Not only that. The current proposal leaves open many avenues to restrict people's freedom of expression. Any internet user would be exposed to be suspended and even to see her access to internet cancelled on the count of questionable accusations, without having an immediate judicial protection. There shouldn't be any doubts about the fundamental nature of a right such as the freedom of expression, particularly at times in which many wrongdoings have been exposed thanks to the tenacity and resolution of people who publish many things on the web.

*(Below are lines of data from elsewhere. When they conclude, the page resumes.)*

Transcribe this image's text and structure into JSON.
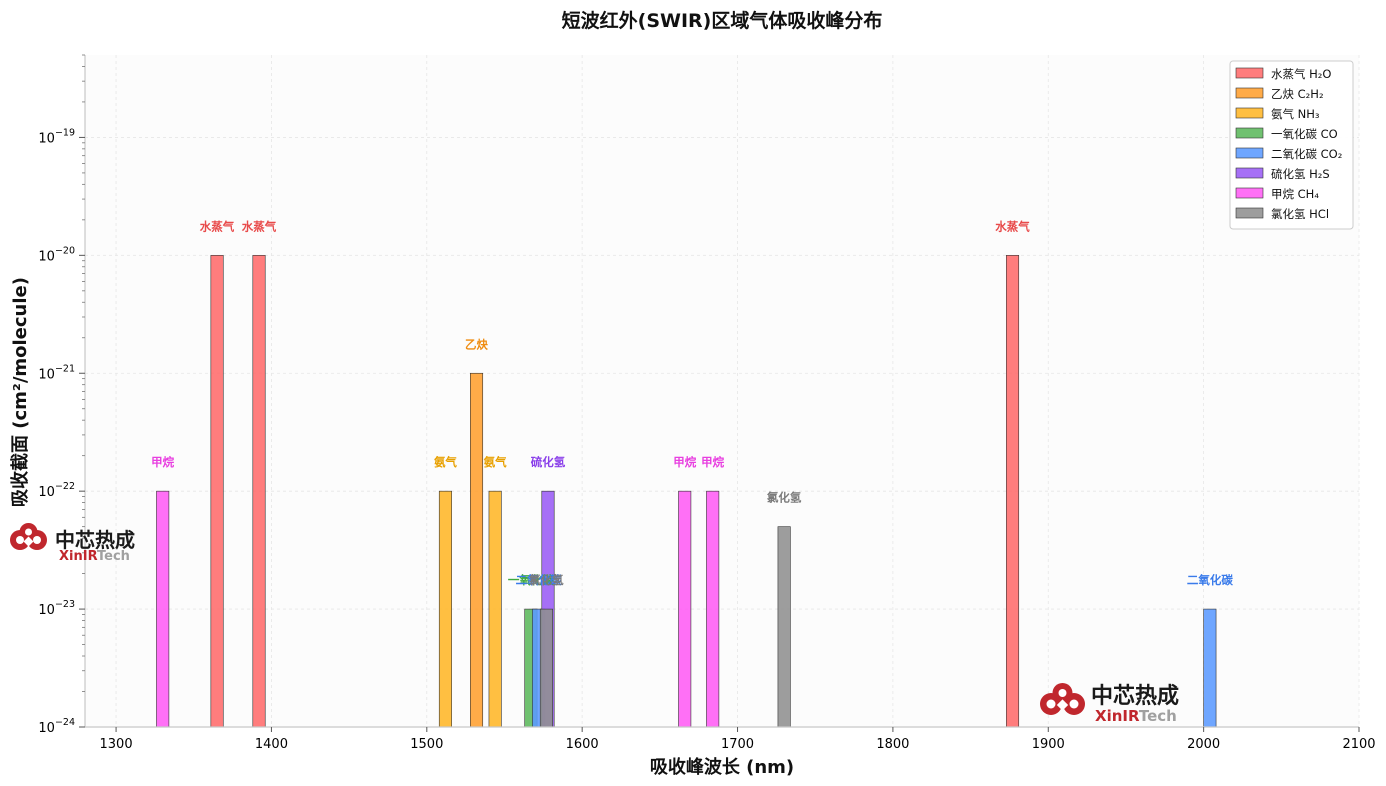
{
  "chart_data": {
    "type": "bar",
    "title": "短波红外(SWIR)区域气体吸收峰分布",
    "xlabel": "吸收峰波长 (nm)",
    "ylabel": "吸收截面 (cm²/molecule)",
    "xlim": [
      1280,
      2100
    ],
    "ylim": [
      1e-24,
      5e-19
    ],
    "yscale": "log",
    "x_ticks": [
      1300,
      1400,
      1500,
      1600,
      1700,
      1800,
      1900,
      2000,
      2100
    ],
    "y_ticks": [
      -24,
      -23,
      -22,
      -21,
      -20,
      -19
    ],
    "grid": true,
    "legend_position": "top-right",
    "series": [
      {
        "name": "水蒸气 H₂O",
        "label": "水蒸气",
        "color": "#ff6b6b",
        "label_color": "#e84a4a",
        "points": [
          {
            "x": 1365,
            "y": 1e-20
          },
          {
            "x": 1392,
            "y": 1e-20
          },
          {
            "x": 1877,
            "y": 1e-20
          }
        ]
      },
      {
        "name": "乙炔 C₂H₂",
        "label": "乙炔",
        "color": "#ff9f2f",
        "label_color": "#ef8c10",
        "points": [
          {
            "x": 1532,
            "y": 1e-21
          }
        ]
      },
      {
        "name": "氨气 NH₃",
        "label": "氨气",
        "color": "#ffb627",
        "label_color": "#e8a000",
        "points": [
          {
            "x": 1512,
            "y": 1e-22
          },
          {
            "x": 1544,
            "y": 1e-22
          }
        ]
      },
      {
        "name": "一氧化碳 CO",
        "label": "一氧化碳",
        "color": "#5cb85c",
        "label_color": "#3fa93f",
        "points": [
          {
            "x": 1567,
            "y": 1e-23
          }
        ]
      },
      {
        "name": "二氧化碳 CO₂",
        "label": "二氧化碳",
        "color": "#5b9aff",
        "label_color": "#3a7bea",
        "points": [
          {
            "x": 1572,
            "y": 1e-23
          },
          {
            "x": 2004,
            "y": 1e-23
          }
        ]
      },
      {
        "name": "硫化氢 H₂S",
        "label": "硫化氢",
        "color": "#9a5cf5",
        "label_color": "#8a3fea",
        "points": [
          {
            "x": 1578,
            "y": 1e-22
          }
        ]
      },
      {
        "name": "甲烷 CH₄",
        "label": "甲烷",
        "color": "#ff5cf5",
        "label_color": "#e83fe0",
        "points": [
          {
            "x": 1330,
            "y": 1e-22
          },
          {
            "x": 1666,
            "y": 1e-22
          },
          {
            "x": 1684,
            "y": 1e-22
          }
        ]
      },
      {
        "name": "氯化氢 HCl",
        "label": "氯化氢",
        "color": "#909090",
        "label_color": "#7a7a7a",
        "points": [
          {
            "x": 1577,
            "y": 1e-23
          },
          {
            "x": 1730,
            "y": 5e-23
          }
        ]
      }
    ]
  },
  "logos": [
    {
      "cn": "中芯热成",
      "en_a": "XinIR",
      "en_b": "Tech"
    },
    {
      "cn": "中芯热成",
      "en_a": "XinIR",
      "en_b": "Tech"
    }
  ],
  "colors": {
    "logo_red": "#c0272d",
    "logo_gray": "#a0a0a0"
  }
}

Precisely, these were the arguments on which the French Constitutional Council decided to withdraw constitutional validity to the Hadopi Act which created an administrative agency with the power that would be granted to internet providers in Colombia. The proposal's advocates claim that, unlike in the French case, the Act wouldn't create a mighty agency that would violate people's rights. I don't think so. I think that the proposal's scheme is of a decentralized Big Brother. Although this Big Brother would not be located in any building, it would not be less effective to restrict the way in which people exercise their rights. The proposal gives an incentive to internet providers to solve all doubts against users in order to avoid further responsibility. Here is where the snake's egg is incubated. Here is where Big Brother lurks against our rights.

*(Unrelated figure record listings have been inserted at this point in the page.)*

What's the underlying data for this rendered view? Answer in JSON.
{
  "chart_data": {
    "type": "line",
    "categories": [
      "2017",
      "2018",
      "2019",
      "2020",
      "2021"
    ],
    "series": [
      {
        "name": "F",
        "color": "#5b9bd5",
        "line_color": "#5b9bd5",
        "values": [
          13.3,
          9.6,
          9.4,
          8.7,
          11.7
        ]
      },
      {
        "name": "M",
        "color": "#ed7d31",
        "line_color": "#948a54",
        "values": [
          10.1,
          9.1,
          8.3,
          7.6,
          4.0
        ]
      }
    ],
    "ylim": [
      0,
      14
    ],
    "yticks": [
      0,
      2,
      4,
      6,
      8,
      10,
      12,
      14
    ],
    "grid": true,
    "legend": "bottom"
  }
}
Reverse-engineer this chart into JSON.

Alarmist, paranoic, victim of his own conspiratorial outlook. I'm ready to endure all these epithets. I just want to be heard. Internet providers and account providers on the net are not the same thing, but the analogy is useful to estimate the potential negative effects that the Lleras Act would have on our rights if it is approved by the Colombian Congress. Facebook's policy of cancelling accounts of those who use a pseudonym has already taken a victim. Micheal Anti was the pseudonym of the Chinese journalist and activist Jing Zhao. Zhao lost his Facebook account and, with it, all the numerous contacts he accumulated over the years. Unfortunately, Zhao couldn't go before any authority to prevent that such a thing would take place. Now, let's consider the case of internet providers. Neither did WikiLeaks find any authority that could protect its rights when its provider, Amazon, decided to unplugged it from the net.
None of these cases are trivial. Without an opportune judicial protection, i.e. with an Act such as the one proposed by the Colombian government, our rights would be endangered. I hope the Colombian Congress will fulfill its function as a democratic forum and citizen bastion finding a proper balance between the presumption of innocence, the freedom of expression, and the intellectual property rights. If it fails, I hope the Constitutional Court, like its French equivalent, would accomplish this task.